Houve um instante de silêncio. Eu não tinha nada para falar. Ela estava finalmente ali, na minha frente e eu nem sabia o que falar. Afinal, eu estava preso em uma cadeia e ela estava tentando me tirar dali. Isso era muito estranho. E constrangedor.
– Você me deixou preocupada, sabia? Nunca mais faça isso.
– Se eu não tivesse feito isso você não estaria falando comigo agora. E nem estaríamos juntos.
Ela ergueu um de suas sobrancelhas.
– E a culpa é toda sua. – eu disse e ela me lançou um olhar cortante.
– Eu pensei que você fosse maduro o suficiente par não fazer coisas como essas.
– Susan, eu te amo. Te amo, te amo e te amo. Pessoas que amam não têm juízo, não são maduras e nem sensatas. São inconseqüentes e aventureiras. Você sabe disso. Ou pelo menos deveria saber...
Ela me encarou por um tempo e então sorriu.
– Me dou por vencida. – ela disse e então o delegado e o irmão dela, Karl, apareceram.

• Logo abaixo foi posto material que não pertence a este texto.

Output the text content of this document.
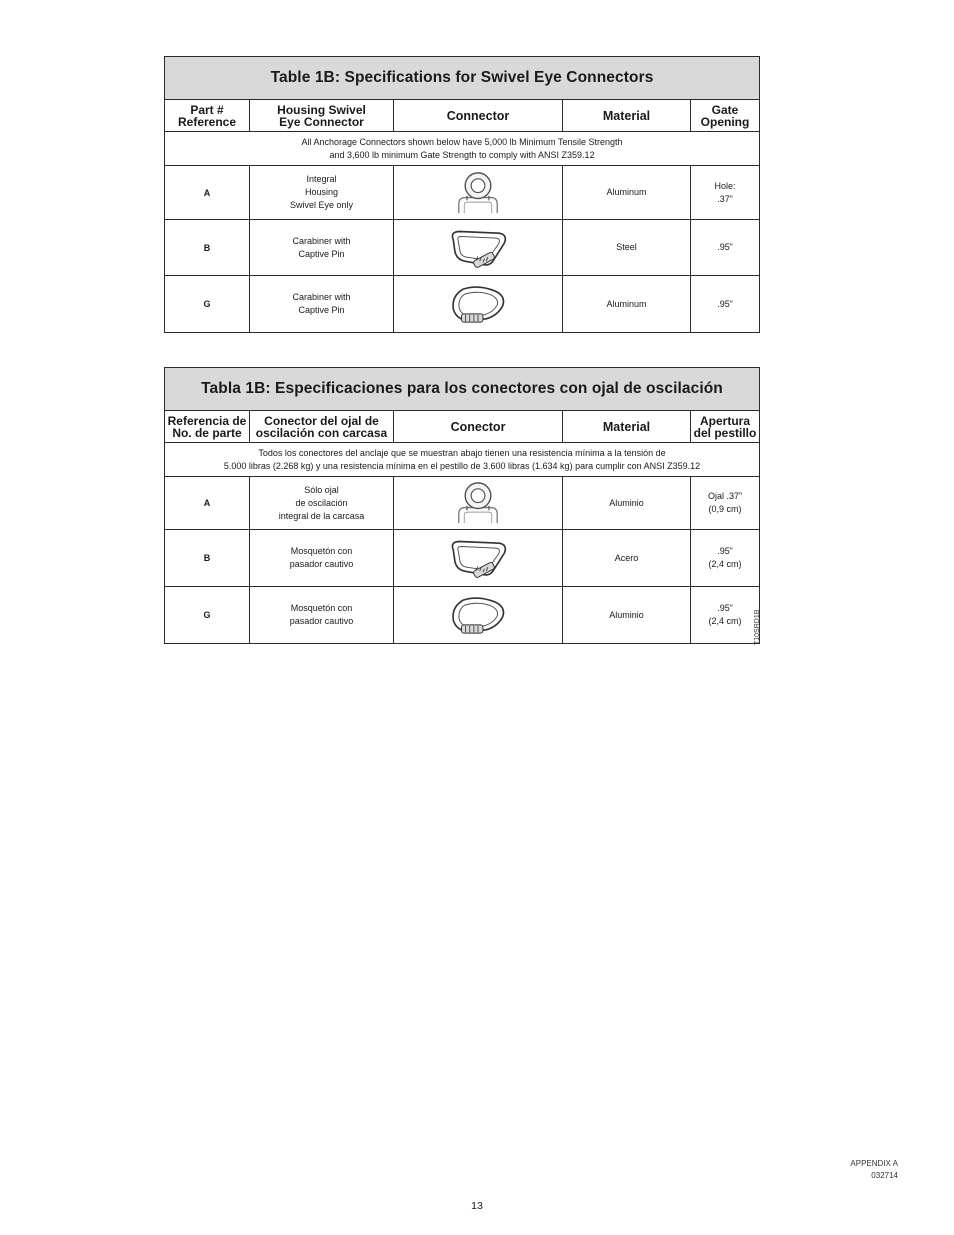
Table 1B: Specifications for Swivel Eye Connectors				

Part #
Reference	Housing Swivel
Eye Connector	Connector	Material	Gate
Opening

All Anchorage Connectors shown below have 5,000 lb Minimum Tensile Strength
and 3,600 lb minimum Gate Strength to comply with ANSI Z359.12				

A	Integral
Housing
Swivel Eye only		Aluminum	Hole:
.37”

B	Carabiner with
Captive Pin		Steel	.95”

G	Carabiner with
Captive Pin		Aluminum	.95”
Tabla 1B: Especificaciones para los conectores con ojal de oscilación				

Referencia de
No. de parte	Conector del ojal de
oscilación con carcasa	Conector	Material	Apertura
del pestillo

Todos los conectores del anclaje que se muestran abajo tienen una resistencia mínima a la tensión de
5.000 libras (2.268 kg) y una resistencia mínima en el pestillo de 3.600 libras (1.634 kg) para cumplir con ANSI Z359.12				

A	Sólo ojal
de oscilación
integral de la carcasa		Aluminio	Ojal .37”
(0,9 cm)

B	Mosquetón con
pasador cautivo		Acero	.95”
(2,4 cm)

G	Mosquetón con
pasador cautivo		Aluminio	.95”
(2,4 cm)	T10SRD1B
APPENDIX A
032714
13
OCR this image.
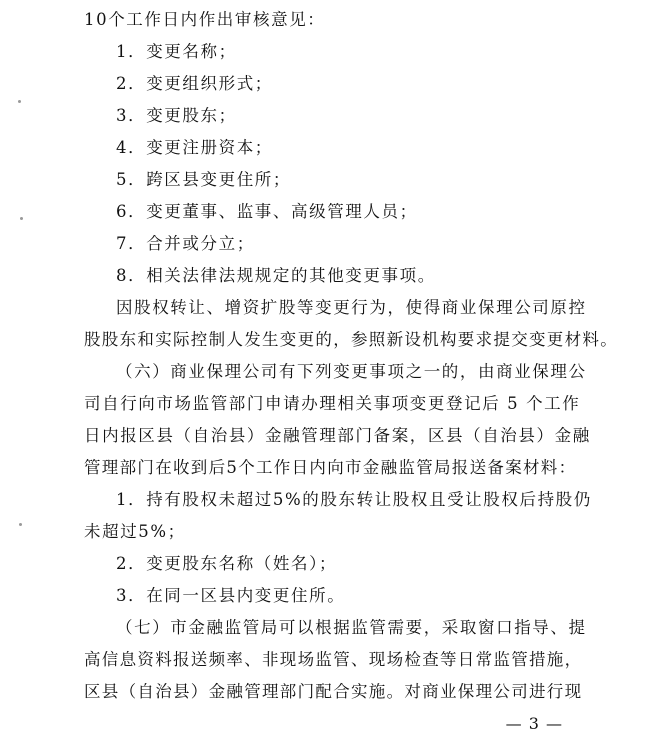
10个工作日内作出审核意见：
1．变更名称；
2．变更组织形式；
3．变更股东；
4．变更注册资本；
5．跨区县变更住所；
6．变更董事、监事、高级管理人员；
7．合并或分立；
8．相关法律法规规定的其他变更事项。
因股权转让、增资扩股等变更行为，使得商业保理公司原控
股股东和实际控制人发生变更的，参照新设机构要求提交变更材料。
（六）商业保理公司有下列变更事项之一的，由商业保理公
司自行向市场监管部门申请办理相关事项变更登记后 5 个工作
日内报区县（自治县）金融管理部门备案，区县（自治县）金融
管理部门在收到后5个工作日内向市金融监管局报送备案材料：
1．持有股权未超过5%的股东转让股权且受让股权后持股仍
未超过5%；
2．变更股东名称（姓名）；
3．在同一区县内变更住所。
（七）市金融监管局可以根据监管需要，采取窗口指导、提
高信息资料报送频率、非现场监管、现场检查等日常监管措施，
区县（自治县）金融管理部门配合实施。对商业保理公司进行现
— 3 —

– Parece que já esta na hora de ir, garoto. – disse o delegado, abrindo a cela.
O Sol estava nascendo no horizonte quando saímos da delegacia.
– Vai voltar para casa? – Karl perguntou, abrindo a porta do carro.
Olhei para Susan ao meu lado. Ela me encarava sorrindo levemente.
– Vou sim... para meu novo lar.
Karl me olhou confuso.
– Novo lar? Onde fica isso?
– É alguma casa perto da universidade de Harvard. Eu ainda não sei bem o endereço, mas a gente descobre quando chegar lá.
Susan me abraçou, rindo.
– Você é um garoto muito insensato, sabia? – ela disse me beijando logo em seguida.
Oras, quem ela pensa que é para dizer uma coisa dessas?!